What this returns is the following DataFrame, where topological_embedding is a string not an array

DataFrame[<id>: bigint, <labels>: array<string>, topological_embedding: string, name: string]
jjaderberg commented 2 weeks ago

@piotrkan I agree that your reproducer suggests something goes wrong reading the float array node properties via pyspark. I have raised it with the maintainers of the Neo4j Spark Connector.

If you want to work around the problem you should be able to convert the float array property values to double array values with the toFloatList Cypher function.

result = session.run("MATCH (n) RETURN toFloatList(n.topological_embedding) as topological_embedding")

and for the label-based loading with pyspark and the Spark Connector you can overwrite the property with the type converted double array value

MATCH (n:Person) SET n.emb = toFloatList(n.emb)

If you do this before reading the Person label with pyspark, it should succeed (assuming our hypothesis is correct).

N.B. "float" in the function name "toFloatList" refers to Cypher floating point type, which is 64 bits. Node2Vec writes 32 bit floating point values for smaller memory footprint. Some languages use "float" for the 32-bit type and "double" for the 64-bit type. Neo4j supports storing both of these types and the Cypher runtime can also handle both. But in the Cypher language there is only a single floating point type and it is 64 bits.

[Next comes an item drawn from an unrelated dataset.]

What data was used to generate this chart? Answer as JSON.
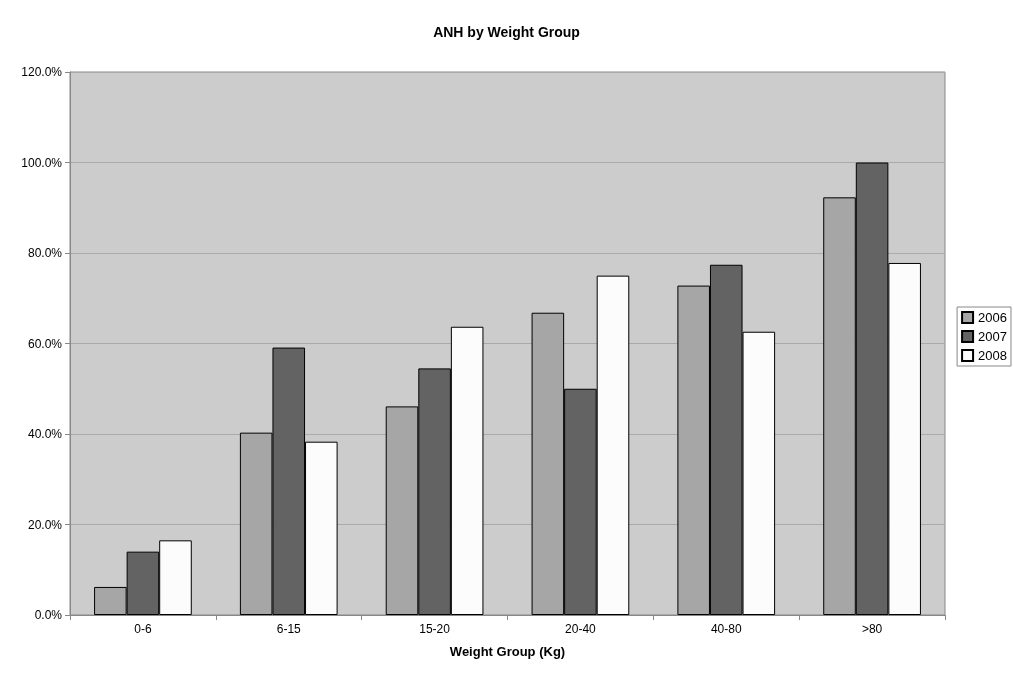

It's unfortunate the Node2Vec result didn't work to consume via pyspark, hopefully the Connector maintainers can confirm or debunk our hypothesis and address the problem if it is indeed missing support in the Connector.

ali-ince commented 4 days ago

Hello @piotrkan,

Thanks for reporting this. I've tried to reproduce this with your reproducer, but what I get back is always an array<double> with pyspark;

DataFrame[<id>: bigint, <labels>: array<string>, topological_embedding: array<double>, name: string]

with similar results with spark through JVM;

root
 |-- <id>: long (nullable = false)
 |-- <labels>: array (nullable = true)
 |    |-- element: string (containsNull = true)
 |-- topological_embedding: array (nullable = true)
 |    |-- element: double (containsNull = true)
 |-- name: string (nullable = true)

I have one theory though. Is it possible that you have a property named topological_embedding in your graph which is typed as a string? Spark connector derives schema information by performing a sampling, so that's a possible option in my opinion. If that's the case, I suggest you to define your schema beforehand as shown in here.

I'll keep the issue open for a few days until I hear back from you.